January 10, 2018

The Humanities without Walls Consortium supports research at the University of Chicago, the University of Michigan, and Purdue University to study the social respose to climage change in antiquity.

The Humanities Without Walls consortium, which is funded by a grant from the Andrew W. Mellon Foundation and is based at the Illinois Program for Research in the Humanities, awarded approximately $136,000 over the course of three years (2018-2020) through the Franke Institute for the Humanities (the consortium's partner institution at the University of Chicago) to the project “Coping with Changing Climates in Early Antiquity: Comparative Approaches between Empiricism and Theory” —a collaborative endeavour from researchers at the University of Chicago, the University of Michigan and Purdue University. The project will investigate in a comparative perspective the social and cultural perceptions of, and experiences with, climate change in the Bronze and Early Iron Ages (third to first millennium BCE), through a multidisciplinary approach that convenes archaeologists, bioarchaeologists and text specialists focusing on three key geographic areas: Egypt and Nubia; the Eastern Mediterranean and Anatolia; and Mesopotamia.

Fostering interdisciplinary collaboration between the three partner institutions and between faculty and graduate students, the project will use ancient texts, archaeological and paleoenvironmental data (including ancient skeletal remains), and geospatial analysis to address a set of interrelated research questions:

  • What kind of societal change can actually be identified at a fine-grained level of analysis (local/regional scale and decadal/centennial time frame) for the periods usually associated with episodes of abrupt climate change and civilizational collapse (such as the ‘4.2ka event’ that allegedly brought an end to the Akkadian Empire in Mesopotamia and the Old Kingdom in Egypt around 2200 BCE, or the ‘Late Bronze Age crisis’ around 1200 BCE that saw the demise of the Egyptian New Kingdom, Mycenaean Greece, the Hittite empire and several city-states in the Eastern Mediterranean)?
  • Can similar or divergent patterns of change, response, and adaptation be identified, for these periods, between and within the three regions?
  • Given that ‘abrupt’ climatic episodes often span decades, if not centuries, was there any perception by the members of ancient societies that the climate around them (environmental, but by extension, the social and political) was changing? What were the modes of representation or cultural forms with which they expressed these perceptions?
  • Do the material, environmental, skeletal, and textual records attest to changes in practice or lifestyle (political system, habitat, dietary practices, mobility, etc.) that could be understood as responses to or experiences with these perceived environmental shifts? In what ways were these changes driven (or imposed) by the socio-political elites, as opposed to the agency or resilience of small communities, households or even

By its interdisciplinary nature, the project will allow graduate students to broaden the scope of their interests and engage in a dialogue with other collaborators (faculty and students alike) whose field of expertise differs from their own, helping shape new paths for collaborative practices in the Humanities along the way.

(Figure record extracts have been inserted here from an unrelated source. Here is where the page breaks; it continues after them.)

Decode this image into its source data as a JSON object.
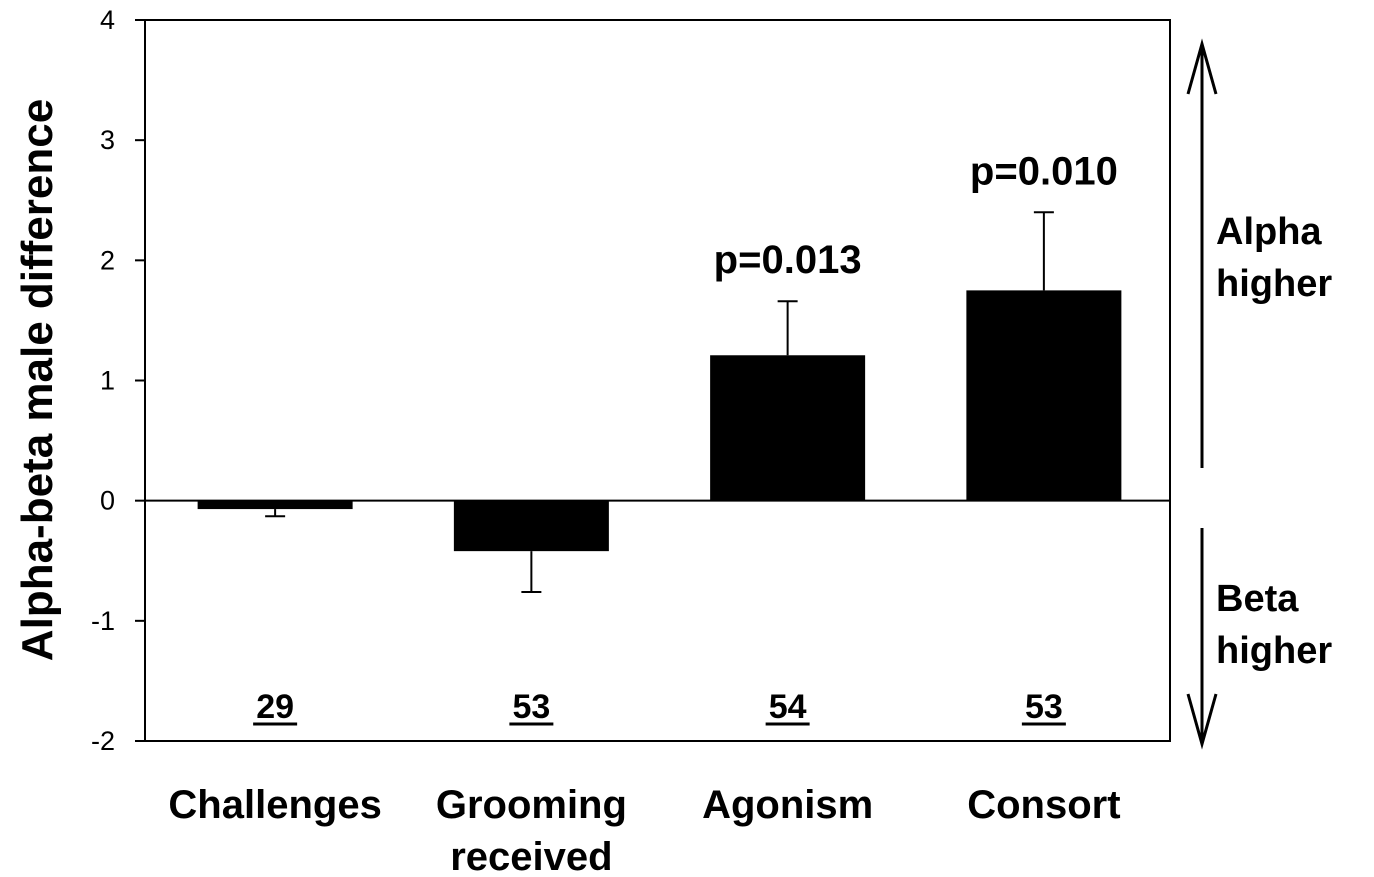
{
  "chart_data": {
    "type": "bar",
    "categories": [
      "Challenges",
      "Grooming received",
      "Agonism",
      "Consort"
    ],
    "category_lines": [
      [
        "Challenges"
      ],
      [
        "Grooming",
        "received"
      ],
      [
        "Agonism"
      ],
      [
        "Consort"
      ]
    ],
    "values": [
      -0.07,
      -0.42,
      1.21,
      1.75
    ],
    "errors": [
      0.06,
      0.34,
      0.45,
      0.65
    ],
    "error_direction": [
      "down",
      "down",
      "up",
      "up"
    ],
    "sample_sizes": [
      "29",
      "53",
      "54",
      "53"
    ],
    "annotations": [
      "",
      "",
      "p=0.013",
      "p=0.010"
    ],
    "ylabel": "Alpha-beta male difference",
    "xlabel": "",
    "ylim": [
      -2,
      4
    ],
    "yticks": [
      "-2",
      "-1",
      "0",
      "1",
      "2",
      "3",
      "4"
    ],
    "bar_color": "#000000",
    "grid": false,
    "side_labels": {
      "up": [
        "Alpha",
        "higher"
      ],
      "down": [
        "Beta",
        "higher"
      ]
    }
  }
}
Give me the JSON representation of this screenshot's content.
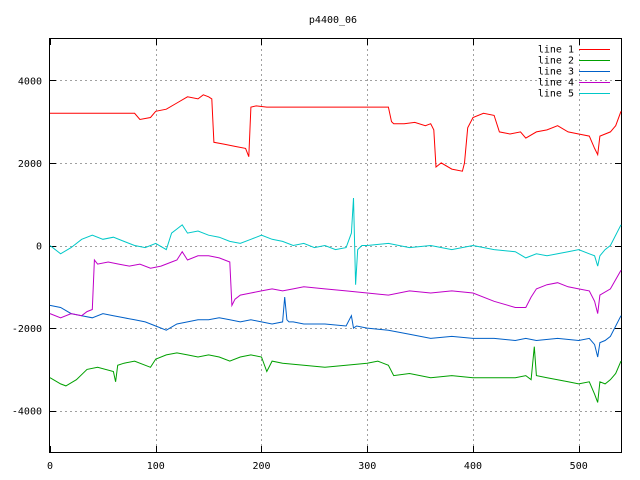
{
  "chart_data": {
    "type": "line",
    "title": "p4400_06",
    "xlabel": "",
    "ylabel": "",
    "xlim": [
      0,
      540
    ],
    "ylim": [
      -5000,
      5000
    ],
    "xticks": [
      0,
      100,
      200,
      300,
      400,
      500
    ],
    "yticks": [
      -4000,
      -2000,
      0,
      2000,
      4000
    ],
    "grid": true,
    "legend_position": "top-right",
    "series": [
      {
        "name": "line 1",
        "color": "#ff0000",
        "x": [
          0,
          80,
          85,
          95,
          100,
          110,
          120,
          130,
          140,
          145,
          150,
          153,
          155,
          165,
          175,
          185,
          188,
          190,
          195,
          205,
          215,
          300,
          320,
          323,
          325,
          335,
          345,
          355,
          360,
          363,
          365,
          370,
          380,
          390,
          392,
          395,
          400,
          410,
          420,
          425,
          435,
          445,
          450,
          460,
          470,
          480,
          490,
          500,
          510,
          515,
          518,
          520,
          530,
          535,
          540
        ],
        "y": [
          3200,
          3200,
          3050,
          3100,
          3250,
          3300,
          3450,
          3600,
          3550,
          3650,
          3600,
          3550,
          2500,
          2450,
          2400,
          2350,
          2150,
          3350,
          3380,
          3350,
          3350,
          3350,
          3350,
          3000,
          2950,
          2950,
          2980,
          2900,
          2950,
          2800,
          1900,
          2000,
          1850,
          1800,
          2000,
          2850,
          3100,
          3200,
          3150,
          2750,
          2700,
          2750,
          2600,
          2750,
          2800,
          2900,
          2750,
          2700,
          2650,
          2350,
          2200,
          2650,
          2750,
          2900,
          3250
        ]
      },
      {
        "name": "line 2",
        "color": "#00a000",
        "x": [
          0,
          10,
          15,
          25,
          35,
          45,
          60,
          62,
          64,
          70,
          80,
          95,
          100,
          110,
          120,
          130,
          140,
          150,
          160,
          170,
          180,
          190,
          200,
          205,
          210,
          220,
          240,
          260,
          280,
          300,
          310,
          320,
          325,
          340,
          360,
          380,
          400,
          420,
          440,
          450,
          455,
          458,
          460,
          470,
          480,
          490,
          500,
          510,
          515,
          518,
          520,
          525,
          530,
          535,
          540
        ],
        "y": [
          -3200,
          -3350,
          -3400,
          -3250,
          -3000,
          -2950,
          -3050,
          -3300,
          -2900,
          -2850,
          -2800,
          -2950,
          -2750,
          -2650,
          -2600,
          -2650,
          -2700,
          -2650,
          -2700,
          -2800,
          -2700,
          -2650,
          -2700,
          -3050,
          -2800,
          -2850,
          -2900,
          -2950,
          -2900,
          -2850,
          -2800,
          -2900,
          -3150,
          -3100,
          -3200,
          -3150,
          -3200,
          -3200,
          -3200,
          -3150,
          -3250,
          -2450,
          -3150,
          -3200,
          -3250,
          -3300,
          -3350,
          -3300,
          -3600,
          -3800,
          -3300,
          -3350,
          -3250,
          -3100,
          -2800
        ]
      },
      {
        "name": "line 3",
        "color": "#0060c8",
        "x": [
          0,
          10,
          20,
          30,
          40,
          50,
          60,
          70,
          80,
          90,
          100,
          110,
          120,
          130,
          140,
          150,
          160,
          170,
          180,
          190,
          200,
          210,
          220,
          222,
          224,
          226,
          230,
          240,
          260,
          280,
          285,
          287,
          290,
          300,
          320,
          340,
          360,
          380,
          400,
          420,
          440,
          450,
          460,
          480,
          500,
          510,
          515,
          518,
          520,
          525,
          530,
          540
        ],
        "y": [
          -1450,
          -1500,
          -1650,
          -1700,
          -1750,
          -1650,
          -1700,
          -1750,
          -1800,
          -1850,
          -1950,
          -2050,
          -1900,
          -1850,
          -1800,
          -1800,
          -1750,
          -1800,
          -1850,
          -1800,
          -1850,
          -1900,
          -1850,
          -1250,
          -1800,
          -1850,
          -1850,
          -1900,
          -1900,
          -1950,
          -1700,
          -2000,
          -1950,
          -2000,
          -2050,
          -2150,
          -2250,
          -2200,
          -2250,
          -2250,
          -2300,
          -2250,
          -2300,
          -2250,
          -2300,
          -2250,
          -2400,
          -2700,
          -2350,
          -2300,
          -2200,
          -1700
        ]
      },
      {
        "name": "line 4",
        "color": "#c000c8",
        "x": [
          0,
          10,
          20,
          30,
          35,
          40,
          42,
          45,
          55,
          65,
          75,
          85,
          95,
          105,
          115,
          120,
          125,
          130,
          140,
          150,
          160,
          170,
          172,
          175,
          180,
          190,
          200,
          210,
          220,
          230,
          240,
          260,
          280,
          300,
          320,
          340,
          360,
          380,
          400,
          420,
          440,
          450,
          455,
          460,
          470,
          480,
          490,
          500,
          510,
          515,
          518,
          520,
          530,
          540
        ],
        "y": [
          -1650,
          -1750,
          -1650,
          -1700,
          -1600,
          -1550,
          -350,
          -450,
          -400,
          -450,
          -500,
          -450,
          -550,
          -500,
          -400,
          -350,
          -150,
          -350,
          -250,
          -250,
          -300,
          -400,
          -1450,
          -1300,
          -1200,
          -1150,
          -1100,
          -1050,
          -1100,
          -1050,
          -1000,
          -1050,
          -1100,
          -1150,
          -1200,
          -1100,
          -1150,
          -1100,
          -1150,
          -1350,
          -1500,
          -1500,
          -1250,
          -1050,
          -950,
          -900,
          -1000,
          -1050,
          -1100,
          -1350,
          -1650,
          -1200,
          -1050,
          -600
        ]
      },
      {
        "name": "line 5",
        "color": "#00c8c8",
        "x": [
          0,
          10,
          20,
          30,
          40,
          50,
          60,
          70,
          80,
          90,
          100,
          110,
          115,
          120,
          125,
          130,
          140,
          150,
          160,
          170,
          180,
          190,
          200,
          210,
          220,
          230,
          240,
          250,
          260,
          270,
          280,
          285,
          287,
          289,
          291,
          295,
          300,
          320,
          340,
          360,
          380,
          400,
          420,
          440,
          450,
          460,
          470,
          480,
          490,
          500,
          510,
          515,
          518,
          520,
          525,
          530,
          540
        ],
        "y": [
          0,
          -200,
          -50,
          150,
          250,
          150,
          200,
          100,
          0,
          -50,
          50,
          -100,
          300,
          400,
          500,
          300,
          350,
          250,
          200,
          100,
          50,
          150,
          250,
          150,
          100,
          0,
          50,
          -50,
          0,
          -100,
          -50,
          300,
          1150,
          -950,
          -100,
          0,
          0,
          50,
          -50,
          0,
          -100,
          0,
          -100,
          -150,
          -300,
          -200,
          -250,
          -200,
          -150,
          -100,
          -200,
          -250,
          -500,
          -250,
          -100,
          0,
          500
        ]
      }
    ]
  }
}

Assistant Professor of Assyriology and P.I. Hervé Reculeau, from the Oriental Institute, the Department of Near Eastern Languages and Civilization and the College at the University of Chicago will study how Assyrians adapted during the Late Bronze Age (15th-12th c. BCE) to newly conquered environments in the context of a slowly degrading climate, and how the strategies they developed impacted their response to the crisis that marked the end of the period. He and Jay Crisostomo, Assistant Professor of Assyriology from the Department of Near Eastern Studies at the University of Michigan, will address the cultural implications of (changing) climate(s) as apparent in the textual records of Mesopotamia (Sumerian, Babylonian and Assyrian). Bioarchaeologists Michele Buzon, Professor of Anthropology at Purdue University, and Katie Whitmore will analyze human skeletal remains from Egypt and Nubia (modern Sudan), focusing on Egyptian-Nubian entanglement (both cultural and biological) as people cope with and adapt to the changing political/cultural landscape. They will be joined by Nadine Moeller, Associate Professor of Egyptian Archaeology at the University of Chicago, and Émilie Sarrazin, who will use new archaeological data from the ongoing excavations at two ancient Egyptian settlements (Tell Edfu and Dendera) to investigate the patterns of climatic, political and cultural changes and responses by the ancient populations. Gary Beckman, the George C. Cameron Professor of Ancient Near Eastern Languages and Cultures at the University of Michigan, will address the perception of environment and climate in Hittite culture and religion and collaborate with fellow Hittitologists Thalia Lysen (Chicago) and Timothy Leonard (Michigan) on the study of the assumed role of climatic degradation in the demise of the Hittite empire and its Syrian vassal city-states at the end of the Late Bronze Age. Finally, Catherine Kearns (Assistant Professor in Classics at the University of Chicago) will address patterns of climatic change, shifts in agropastoral economies, and new political formations in the context of semiarid insular environments on Cyprus, combining spatial analyses with archaeological fieldwork on rural settlements of the early first millennium BCE.